Jakarta – Tim penyidik Jaksa Agung Muda Tindak Pidana Khusus (JAMPidsus) Kejaksaan Agung melakukan penggeledahan di Kantor Kementerian Kehutanan, Rabu (7/1/2026). Tindakan tersebut merupakan bagian dari penyidikan lanjutan dugaan korupsi sektor pertambangan nikel di Kabupaten Konawe Utara, Sulawesi Tenggara.

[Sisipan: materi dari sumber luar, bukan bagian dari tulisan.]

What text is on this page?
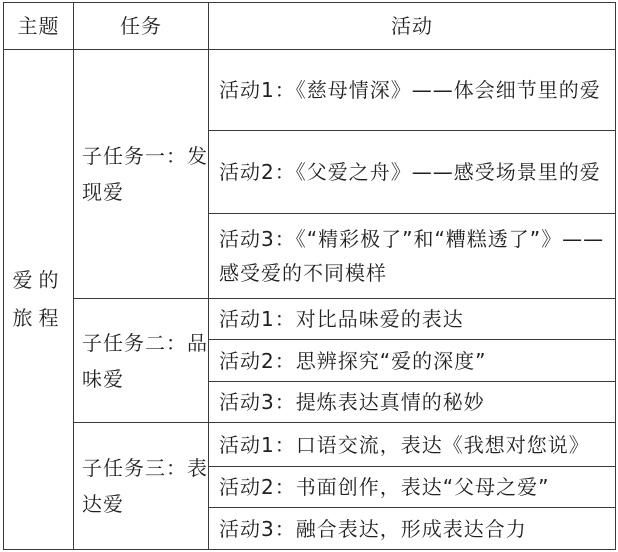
主题	任务	活动
爱的旅程	子任务一：发现爱	活动1：《慈母情深》——体会细节里的爱
		活动2：《父爱之舟》——感受场景里的爱
		活动3：《“精彩极了”和“糟糕透了”》——感受爱的不同模样
	子任务二：品味爱	活动1：对比品味爱的表达
		活动2：思辨探究“爱的深度”
		活动3：提炼表达真情的秘妙
	子任务三：表达爱	活动1：口语交流，表达《我想对您说》
		活动2：书面创作，表达“父母之爱”
		活动3：融合表达，形成表达合力
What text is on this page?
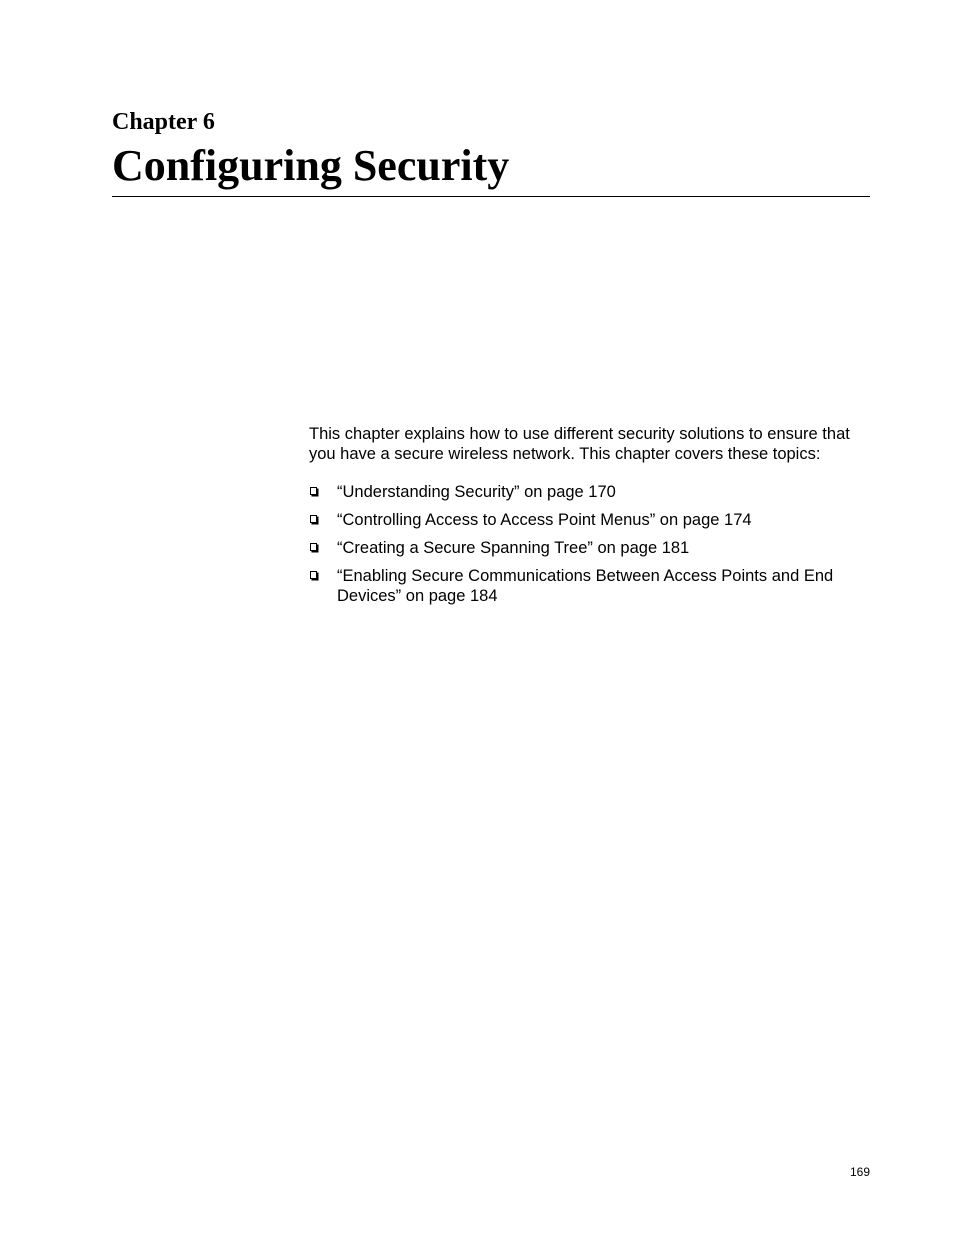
Chapter 6
Configuring Security

This chapter explains how to use different security solutions to ensure that you have a secure wireless network. This chapter covers these topics:

“Understanding Security” on page 170
“Controlling Access to Access Point Menus” on page 174
“Creating a Secure Spanning Tree” on page 181
“Enabling Secure Communications Between Access Points and End Devices” on page 184

169
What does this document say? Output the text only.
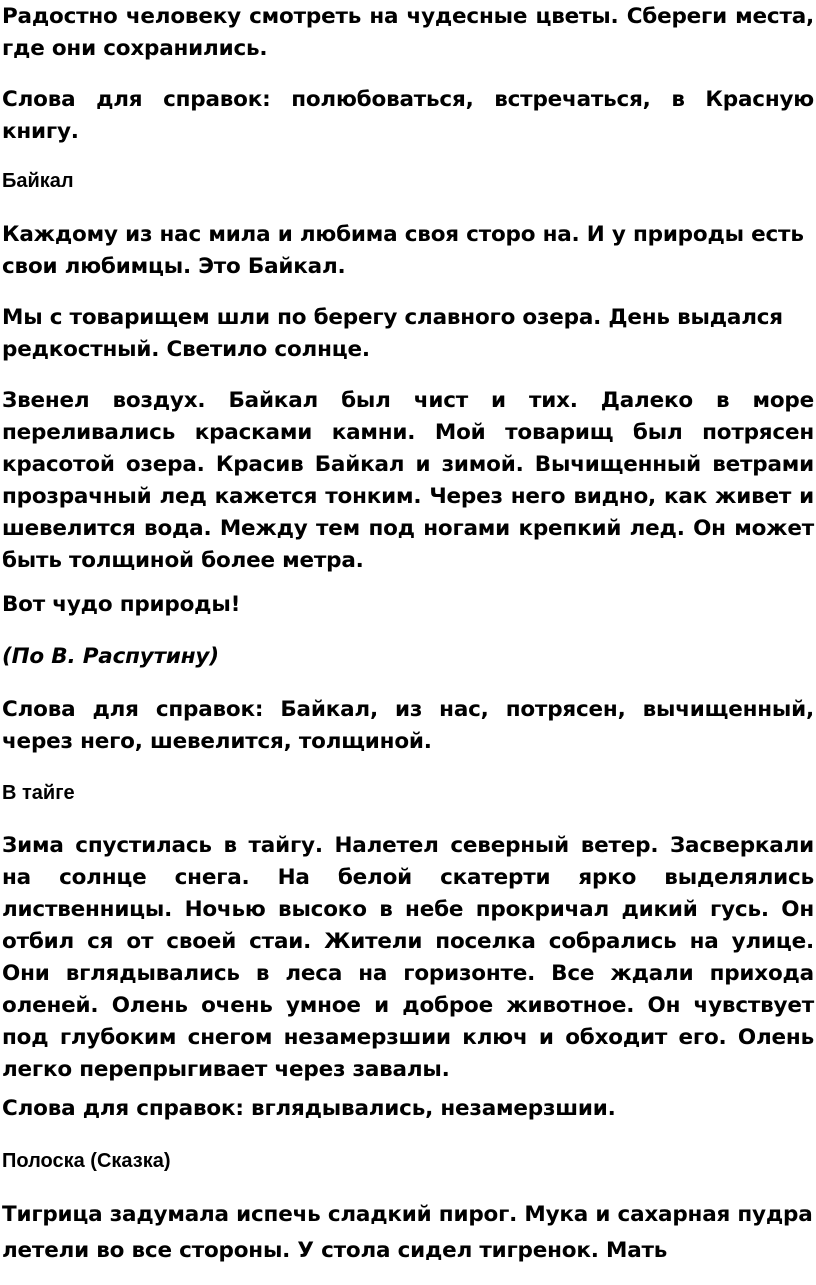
Радостно человеку смотреть на чудесные цветы. Сбереги места, где они сохранились.

Слова для справок: полюбоваться, встречаться, в Красную книгу.

Байкал

Каждому из нас мила и любима своя сторо на. И у природы есть свои любимцы. Это Байкал.

Мы с товарищем шли по берегу славного озера. День выдался редкостный. Светило солнце.

Звенел воздух. Байкал был чист и тих. Далеко в море переливались красками камни. Мой товарищ был потрясен красотой озера. Красив Байкал и зимой. Вычищенный ветрами прозрачный лед кажется тонким. Через него видно, как живет и шевелится вода. Между тем под ногами крепкий лед. Он может быть толщиной более метра.

Вот чудо природы!

(По В. Распутину)

Слова для справок: Байкал, из нас, потрясен, вычищенный, через него, шевелится, толщиной.

В тайге

Зима спустилась в тайгу. Налетел северный ветер. Засверкали на солнце снега. На белой скатерти ярко выделялись лиственницы. Ночью высоко в небе прокричал дикий гусь. Он отбил ся от своей стаи. Жители поселка собрались на улице. Они вглядывались в леса на горизонте. Все ждали прихода оленей. Олень очень умное и доброе животное. Он чувствует под глубоким снегом незамерзшии ключ и обходит его. Олень легко перепрыгивает через завалы.

Слова для справок: вглядывались, незамерзшии.

Полоска (Сказка)

Тигрица задумала испечь сладкий пирог. Мука и сахарная пудра летели во все стороны. У стола сидел тигренок. Мать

Penggeledahan difokuskan pada sejumlah ruangan yang diduga memiliki keterkaitan dengan proses perubahan status kawasan hutan. Langkah hukum ini dilakukan untuk menelusuri dokumen dan bukti yang berkaitan dengan pemberian izin serta aktivitas pertambangan di wilayah tersebut.

Dikutif dari Jawapos.com, tim penyidik meninggalkan Gedung Kemenhut pada sore hari dengan membawa sejumlah barang bukti. Terlihat satu kontainer berisi dokumen serta dua bundel map berwarna merah yang langsung diamankan ke dalam kendaraan operasional Kejaksaan Agung.

Proses pengamanan barang bukti dilakukan dengan pengawalan ketat aparat keamanan, termasuk personel TNI. Setelah seluruh barang bukti dimasukkan ke kendaraan, tim penyidik segera meninggalkan kawasan kantor kementerian.

Kasus yang tengah diselidiki ini diketahui berkaitan dengan perkara tambang nikel di Konawe Utara yang sebelumnya sempat dihentikan penanganannya oleh Komisi Pemberantasan Korupsi (KPK). Kejaksaan Agung kini mengambil alih penyidikan untuk memastikan penanganan perkara berjalan secara tuntas dan transparan.

Hingga saat ini, belum ada keterangan resmi dari Kejaksaan Agung terkait isi dokumen yang disita maupun pihak-pihak yang akan dimintai keterangan lebih lanjut dalam perkara tersebut.